By itself, the Netflix tax Pennsylvania is passing is fairly simple. If you own a credit card with a Pennsylvania billing address, the state’s sales tax will be tagged onto any digital goods you happen to buy, whether they’re Kindle ebooks, Netflix subscriptions, comic books from Comixology or a host of others. Due to First Amendment law, the only purchases that won’t be taxed will be religious materials, newspapers, and school textbooks.

And by itself, it’s relatively harmless, at least on the surface. There’s no particular reason, legal or otherwise, states can’t impose sales taxes on digital goods, a long legal fight that has more or less ended with tech companies capitulating to the inevitable. But there’s a problem nestling in there that politicians have failed to address.
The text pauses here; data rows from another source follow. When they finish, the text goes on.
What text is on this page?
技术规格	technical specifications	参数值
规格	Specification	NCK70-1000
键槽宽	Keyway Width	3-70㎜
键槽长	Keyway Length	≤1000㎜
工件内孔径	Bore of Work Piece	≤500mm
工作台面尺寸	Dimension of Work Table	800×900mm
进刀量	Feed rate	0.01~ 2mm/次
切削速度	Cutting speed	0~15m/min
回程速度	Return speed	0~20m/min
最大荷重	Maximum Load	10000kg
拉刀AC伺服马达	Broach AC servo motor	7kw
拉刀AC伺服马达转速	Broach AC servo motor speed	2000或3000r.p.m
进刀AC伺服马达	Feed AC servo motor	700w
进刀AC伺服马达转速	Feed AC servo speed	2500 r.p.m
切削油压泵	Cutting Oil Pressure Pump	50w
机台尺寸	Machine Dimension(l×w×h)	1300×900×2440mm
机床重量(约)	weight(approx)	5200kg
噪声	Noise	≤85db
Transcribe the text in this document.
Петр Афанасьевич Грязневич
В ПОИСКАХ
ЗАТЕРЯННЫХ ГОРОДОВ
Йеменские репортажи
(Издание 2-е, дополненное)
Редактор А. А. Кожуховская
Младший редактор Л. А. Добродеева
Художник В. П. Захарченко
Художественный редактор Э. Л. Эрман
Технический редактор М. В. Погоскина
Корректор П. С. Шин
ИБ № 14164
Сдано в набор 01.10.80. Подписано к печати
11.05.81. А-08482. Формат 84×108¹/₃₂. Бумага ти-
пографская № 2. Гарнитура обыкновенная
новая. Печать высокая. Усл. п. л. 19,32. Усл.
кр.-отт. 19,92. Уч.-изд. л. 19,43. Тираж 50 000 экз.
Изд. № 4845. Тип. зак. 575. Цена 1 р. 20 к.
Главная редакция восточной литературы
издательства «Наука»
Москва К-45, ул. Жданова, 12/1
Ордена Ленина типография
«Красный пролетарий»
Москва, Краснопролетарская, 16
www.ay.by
The Netflix Tax Is Coming To Every State

Say someone from out of town goes to a bookstore in Philadelphia and buys a book. They pay sales tax on it, of course, because that’s the law. But if they’re from another state, take out their phone, and buy the exact same book in the exact same place, they won’t be charged the sales tax. Why is the law penalizing one buyer and not the other? Conversely, if a Pennsylvanian buys a book on their phone in Atlanta, why are they paying sales tax on a purchase technically made in another state? Especially when both are being purchased from a “store” in another state entirely? Where, precisely, are the state and city borders in cyberspace? That’s not the only problem.
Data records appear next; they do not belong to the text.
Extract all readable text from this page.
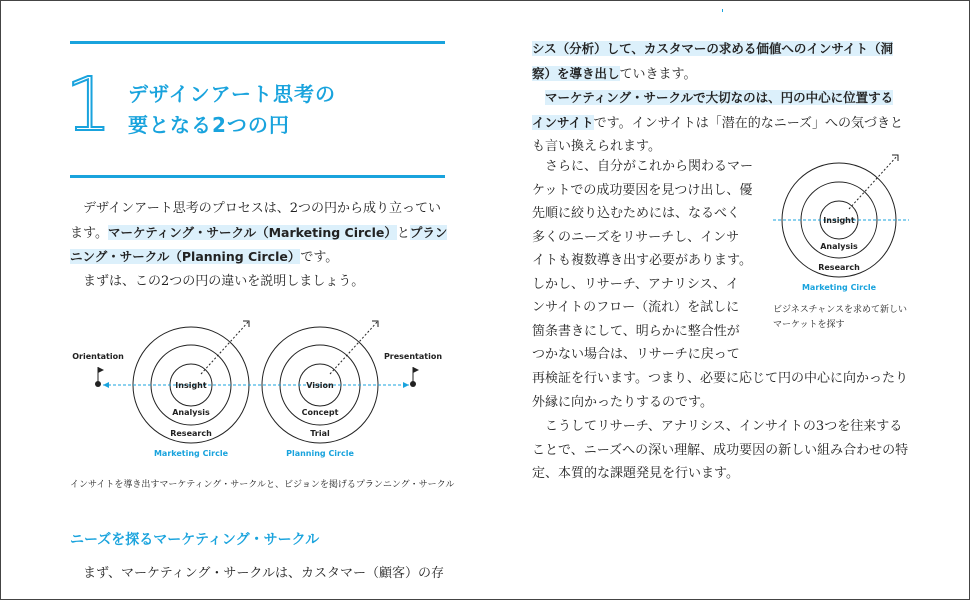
1 デザインアート思考の
要となる2つの円
デザインアート思考のプロセスは、2つの円から成り立ってい
ます。マーケティング・サークル（Marketing Circle）とプラン
ニング・サークル（Planning Circle）です。
まずは、この2つの円の違いを説明しましょう。
Orientation	Presentation
Insight
Analysis
Research
Marketing Circle
Vision
Concept
Trial
Planning Circle
インサイトを導き出すマーケティング・サークルと、ビジョンを掲げるプランニング・サークル
ニーズを探るマーケティング・サークル
まず、マーケティング・サークルは、カスタマー（顧客）の存
シス（分析）して、カスタマーの求める価値へのインサイト（洞
察）を導き出していきます。
マーケティング・サークルで大切なのは、円の中心に位置する
インサイトです。インサイトは「潜在的なニーズ」への気づきと
も言い換えられます。
さらに、自分がこれから関わるマー
ケットでの成功要因を見つけ出し、優
先順に絞り込むためには、なるべく
多くのニーズをリサーチし、インサ
イトも複数導き出す必要があります。
しかし、リサーチ、アナリシス、イ
ンサイトのフロー（流れ）を試しに
箇条書きにして、明らかに整合性が
つかない場合は、リサーチに戻って
再検証を行います。つまり、必要に応じて円の中心に向かったり
外縁に向かったりするのです。
こうしてリサーチ、アナリシス、インサイトの3つを往来する
ことで、ニーズへの深い理解、成功要因の新しい組み合わせの特
定、本質的な課題発見を行います。
Insight
Analysis
Research
Marketing Circle
ビジネスチャンスを求めて新しい
マーケットを探す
The Netflix Tax Is A Stopgap

Tying sales tax to credit cards is a simple solution, but also one that offers a host of problems the law simply hasn’t dealt with yet. If somebody steals your credit card and buys $10,000 worth of Bieber singles, are you going to get the sales tax back? There’s also the question of state commitment. If somebody steals your collection of digital goods, as of right now, the police can mostly offer you a cup of coffee and a hug. But now that digital goods are being taxed in Pennsylvania, the theft of those goods means lost revenue for the state and, arguably, a commitment to follow up on those thefts. And that’s a commitment your local police department likely isn’t equipped to follow up on.

These may seem like minor, fiddly issues now, but they can explode into major problems with shocking speed. Part of the reason Amazon sold goods across the country without collecting a dime in sales tax for more than two decades was because, quite simply, it had never occurred to any politician buying things off the Internet could ever be an industry.

It would be easy to play off politicians as completely ignorant of these problems, and to be sure, some are. But every politician is aware of budget gaps, and Pennsylvania is facing a $1.3 billion gap it desperately needs to fill, and it’s far from alone. Most politicians are either looking for ways to extend current tax law, or ways to pretend it’s not a problem in the first place, and both are, legislatively, not great strategies. But roads need to get paved and schools need to open, and the money has to come from somewhere. And your Netflix subscription is as good a place as any; another target of legislators is the vaping industry, which got a few taxes of its own.

Not that it’ll help much in Pennsylvania. At six percent, and $10 a subscription, even if Pennsylvania had every one of Netflix’s 47 million subscribers in its borders, it’d still only be making $338 million a year off the tax. They’d still have another billion dollars to find.

Netflix Can’t Fix Tax Problems

The reality is, the free ride had to end sooner rather than later for Netflix fans. But the Netflix Tax betrays both a stopgap attitude towards understanding technology and a desperation for tax revenue over sensible policy that Pennsylvanians, and Chicagoans, should be worried about. A Netflix tax might be highly visible and offer us something to gripe about, but there’s a far more serious problem underneath. States need to figure out just what the tax obligations of citizens are when they buy things online, and when state borders matter or when they don’t.